Hey folks, for today's post, I thought I'd change tack a little and put up some pics of my Kingdom of Britannia fleet for Dystopian Wars. Dystopian Wars is a relatively new game on the market, from UK developer, Spartan Games. It's set in the late 1800s but in a slightly altered reality. A technological discovery in Antarctica lead to the major world nations developing huge war machines, rather than use the tech for the greater good.
Dystopian Wars got popular in a hurry, possibly unexpectedly so, and models and books were at somewhat of a premium a little while back. Unusually for me, rather than read the rules first and get an idea of where I'd go with it, I figured I'd be patriotic and throw my lot in with the Kingdom of Britannia. The Prussians and Blazing Sun were already popular and I didn't like the American boats too much, so the KOB seemed like the best bet.
I picked up the starter fleet and set about painting them up. After a couple of games against John's Blazing Sun faction, I quickly added another battleship and hoped that running two battleships would psych out the opposition. However, the Dreadnought class ships were released shortly after, and my battleship team (above, with three cruisers) was quickly outclassed.
The other real issue was that the KOB ships need to be fairly precisely placed in order to capitalise on the weaponry on board and how it is positioned. Being under-gunned on a small table with lots of land features is a certain loss for the Brits.... if you play an 'out of the box' army, that is.
The answer came with another wave of reinforcements for the KOB in the submarines. These things come with a 'ram rating' so if there is a collision, then they're at a considerable advantage. I'm not a finesse guy at all; my gaming motto has always been 'roll the dice, don't think twice' and just throw it all in there. I was causing collisions with my other boats and fairing reasonably, but by taking models with a ram rating, it gives you the upper hand in these situations. Add to that, these things can surface, ram an opponent, then submerge again out of harms way, so a much better fit for my playing style.

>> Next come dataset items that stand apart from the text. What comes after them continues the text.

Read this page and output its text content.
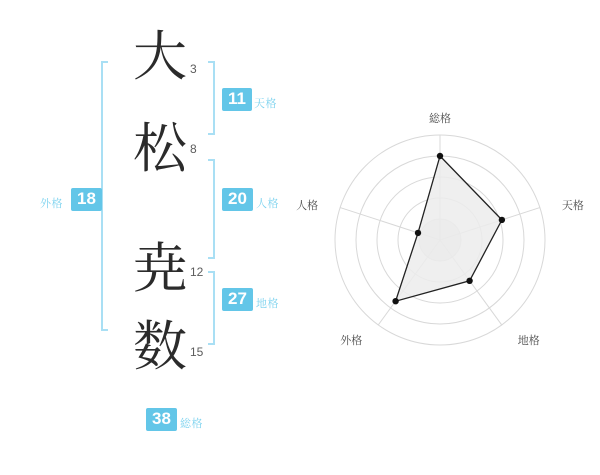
大
松
尭
数
3
8
12
15
11 天格
20 人格
27 地格
18
外格
38 総格
総格
天格
地格
外格
人格
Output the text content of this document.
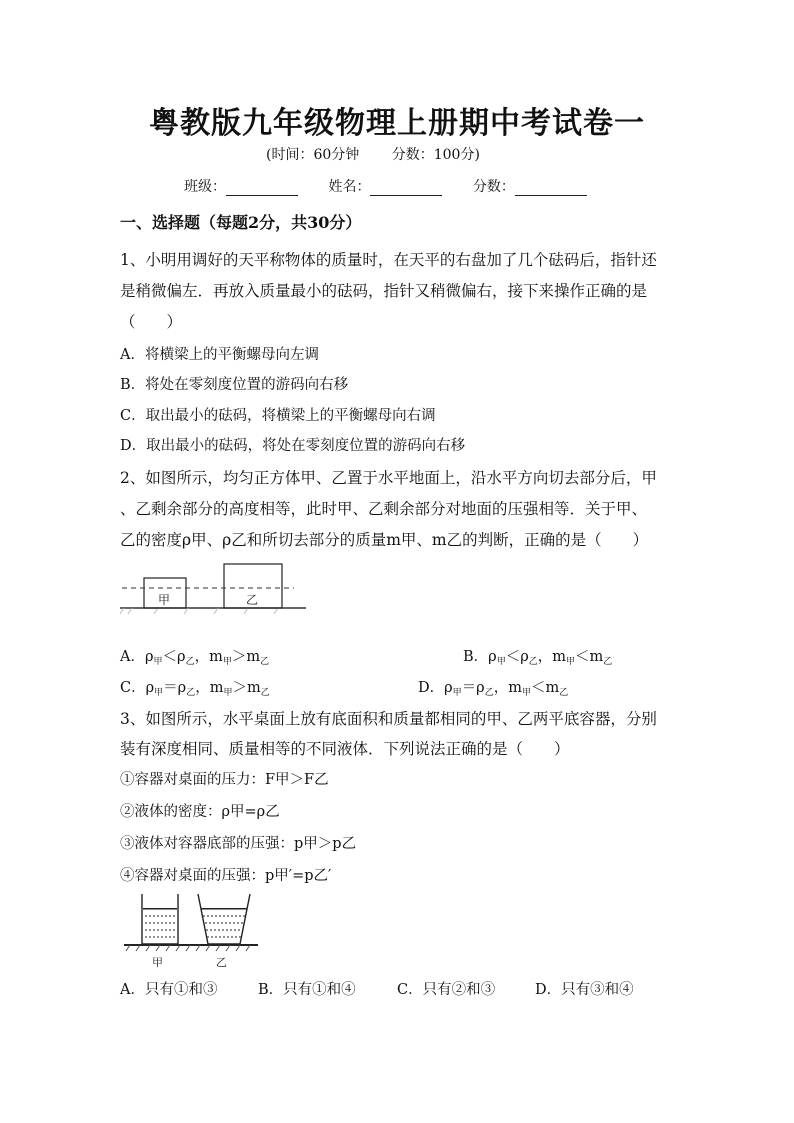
粤教版九年级物理上册期中考试卷一
(时间：60分钟 分数：100分)
班级：	姓名：	分数：
一、选择题（每题2分，共30分）
1、小明用调好的天平称物体的质量时，在天平的右盘加了几个砝码后，指针还
是稍微偏左．再放入质量最小的砝码，指针又稍微偏右，接下来操作正确的是
（　　）
A．将横梁上的平衡螺母向左调
B．将处在零刻度位置的游码向右移
C．取出最小的砝码，将横梁上的平衡螺母向右调
D．取出最小的砝码，将处在零刻度位置的游码向右移
2、如图所示，均匀正方体甲、乙置于水平地面上，沿水平方向切去部分后，甲
、乙剩余部分的高度相等，此时甲、乙剩余部分对地面的压强相等．关于甲、
乙的密度ρ甲、ρ乙和所切去部分的质量m甲、m乙的判断，正确的是（　　）
甲	乙
A．$\rho_甲<\rho_乙$，$m_甲>m_乙$	B．$\rho_甲<\rho_乙$，$m_甲<m_乙$
C．$\rho_甲=\rho_乙$，$m_甲>m_乙$	D．$\rho_甲=\rho_乙$，$m_甲<m_乙$
3、如图所示，水平桌面上放有底面积和质量都相同的甲、乙两平底容器，分别
装有深度相同、质量相等的不同液体．下列说法正确的是（　　）
①容器对桌面的压力：F甲＞F乙
②液体的密度：ρ甲=ρ乙
③液体对容器底部的压强：p甲＞p乙
④容器对桌面的压强：p甲′=p乙′
甲	乙
A．只有①和③	B．只有①和④	C．只有②和③	D．只有③和④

Despite my initial determination not to run a dreadnought like everyone else, they're just too good and I took the plunge. They pack a massive punch anyways, but the ram rating sold it. So much so, that I bought a second, which is still awaiting paint. The smaller vessels in the pic are the Bastion Class Escorts which you can throw in front of the capital ships and take a hit. Unlike most of the other escorts available, the KOB boats don't have a primary weapon in addition to the anti-air defence systems, which is a minor grumble.
To add a further threat, I added to the number of bombers in the fleet. I've also customed the 'tiny flyer' tokens for another talking point. The standard tokens are single-piece resin castings, 20mm x 20mm with three planes molded on the top. My good mate Dan pointed out a couple of web pages where others had 'released' the planes from the bases and thought I'd give it a try. It's easy enough to do with a small multi-tool with a circular blade (remember to wear a mask!). The planes can then be re-mounted onto a Warhammer-Fantasy-sized base, using thin brass wire located in a small hole drilled on the underside of each aircraft. The square holes in the corners were cut to act as dice-docks, another idea from the interweb. Each is big enough to locate a 5mm dice in, so you can track each tokens fuel consumption without losing your dice in amongst all the other markers on the tabletop.
The current, revised list comprises of two dreadnoughts, each with escorts and a tiny flyer combat air patrol, the submarines and the bombers. And that's about it. As I'm running two dreads, I figured I needed a marker to denote which one is the flagship and I found this guy on the Hasslefree Miniatures Website. He does the job pretty nicely, and I've tied the figure in with the fleet by carrying the dark green livery through onto the base, along with the red, white and blue striping seen on the side of each ship.